Portrait einer Arbeitssuchenden: Herzblut, Hoffnung, Haltung

· Kornwestheim

Portrait einer Arbeitssuchenden: Herzblut, Hoffnung, Haltung

15 Jahre Sozialarbeiterin. 25 Jahre Management-Beraterin. Über Nacht arbeitslos. So kämpft sich die Powerfrau zurück. Erfolgsbericht einer Kursteilnehmerin am Modellprojekt „Gesundheitsförderung für arbeitslose Menschen“.

Ruth Schreiber (Name geändert), 61, kommt lächelnd und mit flottem Schritt zum Gespräch.
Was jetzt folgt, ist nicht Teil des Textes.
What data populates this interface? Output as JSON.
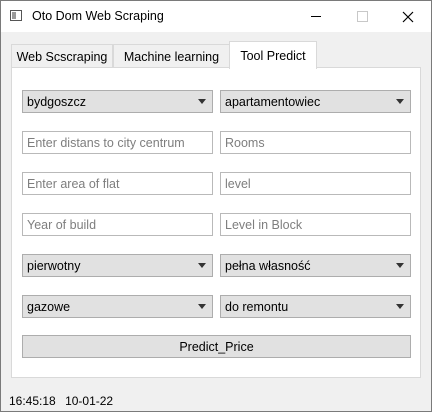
{
  "window": {
    "title": "Oto Dom Web Scraping"
  },
  "tabs": [
    {
      "label": "Web Scscraping"
    },
    {
      "label": "Machine learning"
    },
    {
      "label": "Tool Predict",
      "active": true
    }
  ],
  "form": {
    "city": "bydgoszcz",
    "building_type": "apartamentowiec",
    "distance_placeholder": "Enter distans to city centrum",
    "rooms_placeholder": "Rooms",
    "area_placeholder": "Enter area of flat",
    "level_placeholder": "level",
    "year_placeholder": "Year of build",
    "level_in_block_placeholder": "Level in Block",
    "market": "pierwotny",
    "ownership": "pełna własność",
    "heating": "gazowe",
    "condition": "do remontu",
    "predict_label": "Predict_Price"
  },
  "status": {
    "time": "16:45:18",
    "date": "10-01-22"
  }
}
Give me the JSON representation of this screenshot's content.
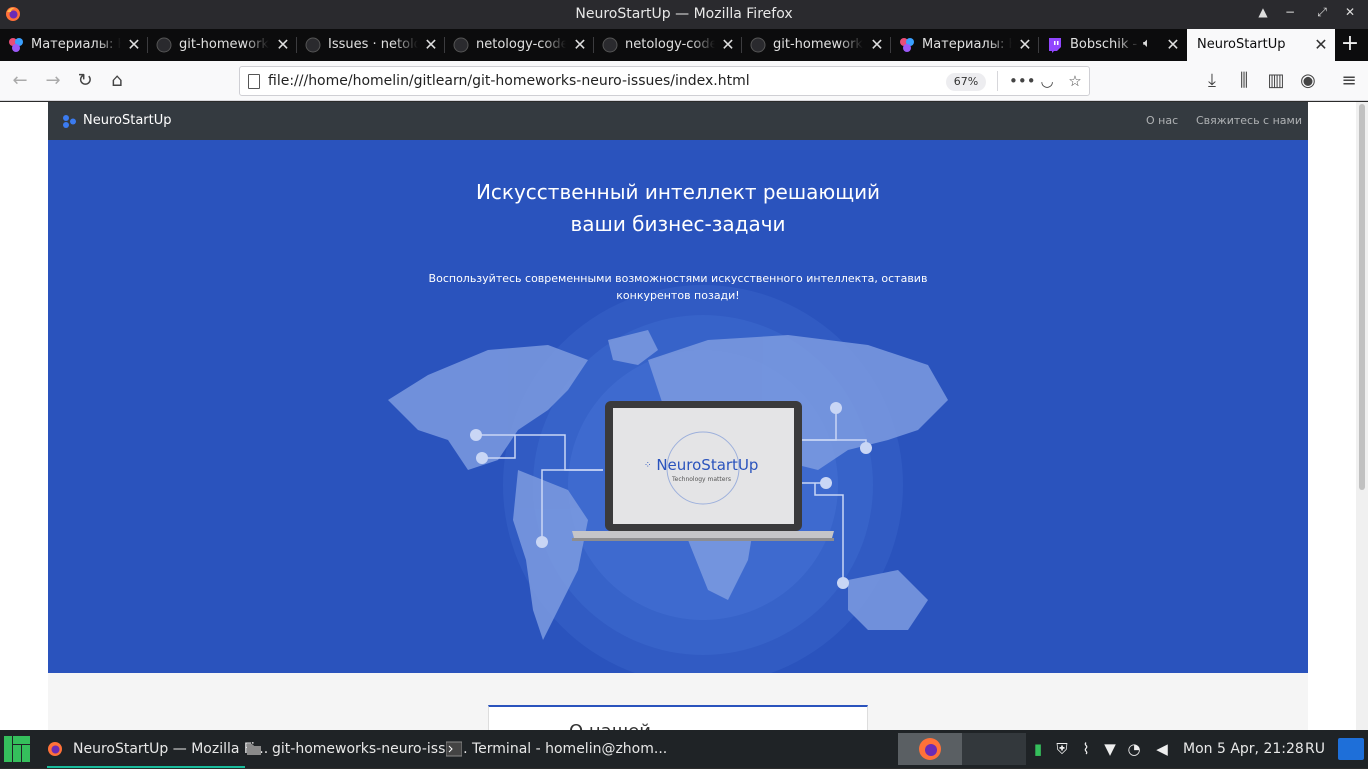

Sie ist groß gewachsen, schlank und modisch gekleidet. Sie ist eine jener Menschen, bei denen die Sonne aufgeht, wenn sie den Raum betreten. Dann sprudelt es auch schon aus ihr heraus: „Der Sportkurs war klasse. Einfach irre, dass ich überall mitgekommen bin. Endlich mal wieder ein Erfolgserlebnis.“ Freudig berichtet sie mir über die Kurse der „Gesundheitsförderung für arbeitslose Menschen – Verzahnung von Arbeits- und Gesundheitsförderung in der kommunalen Lebenswelt“. Die Gesetzliche Krankenversicherung (GKV) bietet seit 2016 gemeinsam mit ausgewählten Arbeitsagenturen und Jobcentern diese Kurse zur Ernährung, Bewegung und Stressbewältigung an. Das Bewusstsein der Arbeitssuchenden für deren physische und psychische Gesunderhaltung soll dadurch gestärkt werden.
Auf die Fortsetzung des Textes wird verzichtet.